The marine life depending on the ocean’s ecosystem is suffering. Seeing the once brightly colorful corals bleaching as a consequence of climate change and plastic waste was astonishing.

A report from  National Public Radio claimed the likelihood of diseases increases from four percent to 89 percent when corals come into contact with plastic.

The corals are not the only living creature affected, though. Hundreds of other species are choking on items like plastic bags and straws, and 115 marine species in the US are impacted by entanglement in plastic waste.

Each year, at least eight million tons of plastic enters the ocean, and most of it is single-use products like mugs, water bottles, and more plastic bags. In fact, about 40 percent of plastic is only used once before it’s thrown away. Californians alone are responsible for 123 thousand tons of plastic waste each year.

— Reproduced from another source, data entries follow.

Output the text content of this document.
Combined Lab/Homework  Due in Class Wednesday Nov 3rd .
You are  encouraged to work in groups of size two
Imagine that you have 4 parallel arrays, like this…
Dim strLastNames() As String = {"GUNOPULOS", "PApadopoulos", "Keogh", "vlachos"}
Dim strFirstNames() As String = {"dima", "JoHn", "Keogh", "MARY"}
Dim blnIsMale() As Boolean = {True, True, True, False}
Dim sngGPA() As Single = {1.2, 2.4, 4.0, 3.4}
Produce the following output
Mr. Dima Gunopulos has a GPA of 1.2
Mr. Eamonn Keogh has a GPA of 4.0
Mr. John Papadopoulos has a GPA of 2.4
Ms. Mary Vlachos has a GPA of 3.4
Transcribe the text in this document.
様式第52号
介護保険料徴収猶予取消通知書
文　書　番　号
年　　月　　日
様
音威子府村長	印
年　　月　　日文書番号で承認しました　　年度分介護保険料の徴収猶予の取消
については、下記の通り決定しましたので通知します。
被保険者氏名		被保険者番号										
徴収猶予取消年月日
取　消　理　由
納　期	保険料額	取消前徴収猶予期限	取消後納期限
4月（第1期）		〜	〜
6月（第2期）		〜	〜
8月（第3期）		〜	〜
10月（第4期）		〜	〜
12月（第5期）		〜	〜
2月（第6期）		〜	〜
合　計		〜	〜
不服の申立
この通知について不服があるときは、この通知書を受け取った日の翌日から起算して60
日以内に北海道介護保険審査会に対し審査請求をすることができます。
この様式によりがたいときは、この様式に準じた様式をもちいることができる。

Why is it that, despite all of the facts and numbers we have about how our use and throwaway lifestyle is killing living creatures in the sea, we continue to consume and produce plastic daily?

Sure, it is incredibly convenient but it’s equally unsustainable.  

Small acts in our day to day life can make a big difference in the long run, if we all participate.

Just by bringing our own bag every time you grocery shop, an individual can save up to 96 plastic bags in one year.

Bring your own mug to the cafeteria, refill your water bottle and please, say no to straws.